Advisors, don’t let couples fall into this ‘super risky’ financial behavior

ARLINGTON, Va. ― Working with client couples can present many awkward challenges, especially if one of the partners is less financially literate than the other.

How can advisors intervene in a way that's successful? The key is to start with financial education as early in the relationship as possible, says John Lynch, the director for the Center for Research on Consumer Financial Decision Making and a professor at the University of Colorado, Boulder.

"Couples appear to divide and conquer various things in the household, and there's a lot of stuff to get done.
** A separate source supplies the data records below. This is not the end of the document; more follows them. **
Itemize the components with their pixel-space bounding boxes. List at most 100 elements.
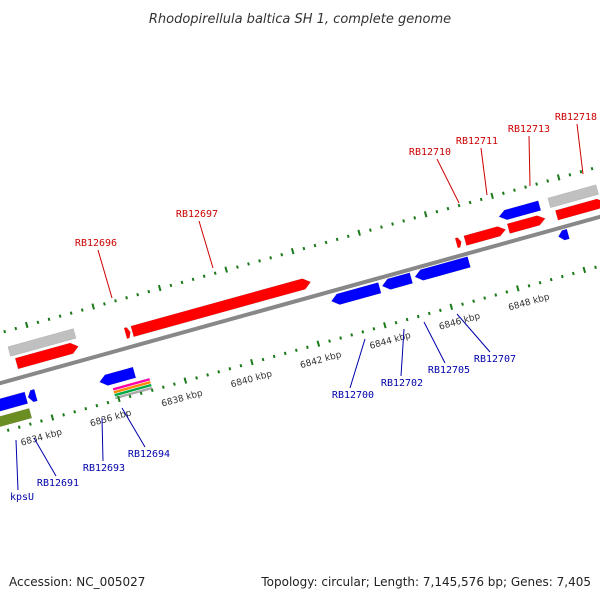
- tick-mark: [346, 234, 350, 239]
- tick-mark: [28, 422, 32, 426]
- sequence-feature[interactable]: [114, 383, 152, 397]
- sequence-feature[interactable]: [547, 184, 599, 209]
- tick-mark: [594, 265, 597, 270]
- reverse-gene-label[interactable]: RB12707: [474, 354, 516, 365]
- sequence-feature[interactable]: [7, 328, 77, 357]
- gene-callout-line: [349, 338, 366, 389]
- forward-gene-feature[interactable]: [454, 237, 462, 249]
- tick-mark: [568, 173, 572, 177]
- forward-gene-label[interactable]: RB12718: [555, 112, 597, 123]
- tick-mark: [14, 326, 18, 331]
- reverse-gene-feature[interactable]: [98, 366, 137, 387]
- forward-gene-feature[interactable]: [123, 327, 132, 339]
- gene-callout-line: [400, 328, 405, 377]
- sequence-feature[interactable]: [112, 378, 151, 391]
- tick-mark: [372, 327, 376, 331]
- reverse-gene-label[interactable]: kpsU: [10, 492, 34, 503]
- tick-mark: [590, 166, 594, 171]
- genome-summary: Topology: circular; Length: 7,145,576 bp…: [261, 575, 591, 589]
- tick-mark: [236, 265, 239, 269]
- reverse-gene-feature[interactable]: [381, 272, 413, 292]
- reverse-gene-label[interactable]: RB12691: [37, 478, 79, 489]
- tick-mark: [361, 330, 365, 334]
- tick-mark: [69, 311, 73, 315]
- reverse-gene-label[interactable]: RB12694: [128, 449, 170, 460]
- tick-mark: [84, 406, 88, 411]
- forward-gene-feature[interactable]: [130, 277, 312, 338]
- forward-gene-feature[interactable]: [14, 341, 80, 370]
- tick-mark: [483, 296, 487, 300]
- tick-mark: [513, 188, 516, 192]
- tick-mark: [461, 302, 464, 306]
- tick-mark: [535, 182, 538, 186]
- tick-mark: [114, 299, 117, 303]
- tick-mark: [423, 211, 428, 218]
- tick-mark: [47, 317, 51, 321]
- forward-gene-feature[interactable]: [506, 214, 546, 234]
- forward-gene-label[interactable]: RB12713: [508, 124, 550, 135]
- forward-gene-label[interactable]: RB12711: [456, 136, 498, 147]
- genome-backbone: [0, 191, 600, 399]
- accession-info: Accession: NC_005027: [9, 575, 146, 589]
- tick-mark: [36, 320, 40, 325]
- tick-mark: [150, 388, 154, 392]
- genome-title: Rhodopirellula baltica SH 1, complete ge…: [149, 12, 451, 27]
- forward-gene-feature[interactable]: [463, 225, 507, 246]
- tick-mark: [206, 373, 210, 377]
- scale-label: 6838 kbp: [160, 389, 204, 410]
- tick-mark: [339, 336, 343, 340]
- sequence-feature[interactable]: [0, 408, 33, 432]
- tick-mark: [91, 303, 95, 310]
- reverse-gene-label[interactable]: RB12700: [332, 390, 374, 401]
- sequence-feature[interactable]: [113, 380, 151, 394]
- tick-mark: [369, 228, 372, 232]
- tick-mark: [427, 311, 431, 316]
- tick-mark: [383, 322, 387, 329]
- reverse-gene-label[interactable]: RB12705: [428, 365, 470, 376]
- tick-mark: [571, 271, 575, 276]
- scale-label: 6844 kbp: [369, 331, 413, 352]
- forward-gene-feature[interactable]: [555, 197, 600, 221]
- tick-mark: [195, 376, 198, 380]
- reverse-gene-feature[interactable]: [498, 200, 542, 222]
- tick-mark: [80, 308, 84, 312]
- reverse-gene-feature[interactable]: [414, 256, 471, 283]
- forward-gene-label[interactable]: RB12697: [176, 209, 218, 220]
- reverse-gene-feature[interactable]: [330, 282, 382, 306]
- tick-mark: [516, 285, 520, 292]
- tick-mark: [439, 308, 442, 313]
- tick-mark: [250, 358, 254, 366]
- tick-mark: [357, 229, 361, 236]
- forward-gene-label[interactable]: RB12696: [75, 238, 117, 249]
- scale-label: 6840 kbp: [230, 369, 274, 390]
- gene-callout-line: [33, 437, 57, 477]
- reverse-gene-label[interactable]: RB12702: [381, 378, 423, 389]
- tick-mark: [6, 428, 10, 432]
- tick-mark: [560, 274, 564, 279]
- tick-mark: [239, 363, 243, 368]
- reverse-gene-feature[interactable]: [26, 388, 38, 403]
- forward-gene-label[interactable]: RB12710: [409, 147, 451, 158]
- gene-callout-line: [528, 135, 531, 187]
- sequence-feature[interactable]: [115, 386, 153, 400]
- tick-mark: [479, 197, 483, 202]
- tick-mark: [17, 425, 21, 429]
- tick-mark: [125, 296, 128, 300]
- tick-mark: [324, 240, 328, 245]
- tick-mark: [527, 284, 531, 288]
- reverse-gene-feature[interactable]: [0, 391, 29, 417]
- reverse-gene-feature[interactable]: [557, 228, 570, 241]
- tick-mark: [217, 370, 221, 374]
- tick-mark: [50, 414, 55, 421]
- tick-mark: [505, 290, 509, 294]
- tick-mark: [139, 391, 143, 396]
- tick-mark: [24, 321, 29, 329]
- gene-callout-line: [121, 407, 146, 448]
- tick-mark: [224, 266, 228, 273]
- tick-mark: [350, 333, 354, 337]
- tick-mark: [40, 419, 43, 423]
- reverse-gene-label[interactable]: RB12693: [83, 463, 125, 474]
- tick-mark: [335, 237, 339, 242]
- tick-mark: [228, 367, 232, 371]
Money is just one of them," Lynch said during a keynote at the CFP Board's annual Academic Research Colloquium.

Lynch's research explores financial decision-making and the division of responsibility of committed couples. He says that financial education only explains 0.01% of the variability among consumers' good and bad behaviors.

"If I'm the primary financial decision-maker and we've been together a long time, I'm going to spend a lot of time on task," said John Lynch, the director for the Center for Research on Consumer Financial Decision Making.

Advisors take note: Financial education interventions are helpful early as couples fall into their respective roles, but after a delay, even long interventions have no significant influence, Lynch said. Most financial literacy, he argues, is primarily skill-based. Partners learn by doing.

That's part of why the duration of a couple’s relationship can directly affect how they manage their finances. "If I'm the primary financial decision-maker and we've been together a long time, I'm going to spend a lot of time on task," Lynch said.

Lynch surveyed people in committed relationships about how they handle money and how long they've been together. Respondents were asked to fill out a 13-step financial literacy scale regarding standard demographics including age, race, sex, salary, etc.

When couples said they split the responsibility for household finances, both partners' financial literacy grew slightly over time. However, when one partner was solely responsible, his or her financial literacy grew exponentially over time. Those who had no responsibility at all saw a decline in financial literacy.

As it happens, Lynch said, this isn't immediately obvious to people. "As couples are together, they're divvying up these roles and becoming more comfortable with what they know and have no idea this is happening," he said. He noted that within the first five years of a relationship, there was no statistical association between how much partners knew in financial literacy and how responsible they were.

Lynch notes that the job selection process within a relationship is random often, a partner who makes less ends up managing most of the finances by default.

“Even if I don't have any real skill in a domain, I might have comparative advantage because I'm worse at something else," he said. "What I want to argue to you is that you can become the money person just because you're bad at other stuff."

Over time, partners who are less financially literate are likely to stay that way, Lynch said. They're generally less inclined to search for ways to learn once the roles are set in place. "Once you're cast in these roles, you and your partner are on different trajectories for the rest of your lives" when it comes to financial literacy, he said.

"Those patterns affect your ability to make financial decisions on your own and it does it directly via changes in your motivation to search."

Is this bad? Not necessarily in so far as the relationship is going well, Lynch said. But relationships end. That said, when a partner dies or there's a split, people are likely to reach out to advisors for help.

"I think even though this pattern I describe is not necessarily dysfunctional when you're together, it's super risky" in the event a couple stops being together, Lynch says. While these roles can be convenient in the moment, it's important for advisors to intervene early to make sure that couples have a contingency plan.

"You can't let people be ignorant forever... you need a plan for the transition," said Lynch. "Same thing is true for financial advisors: Couples have no intuition whatsoever that they're becoming more different in what they know."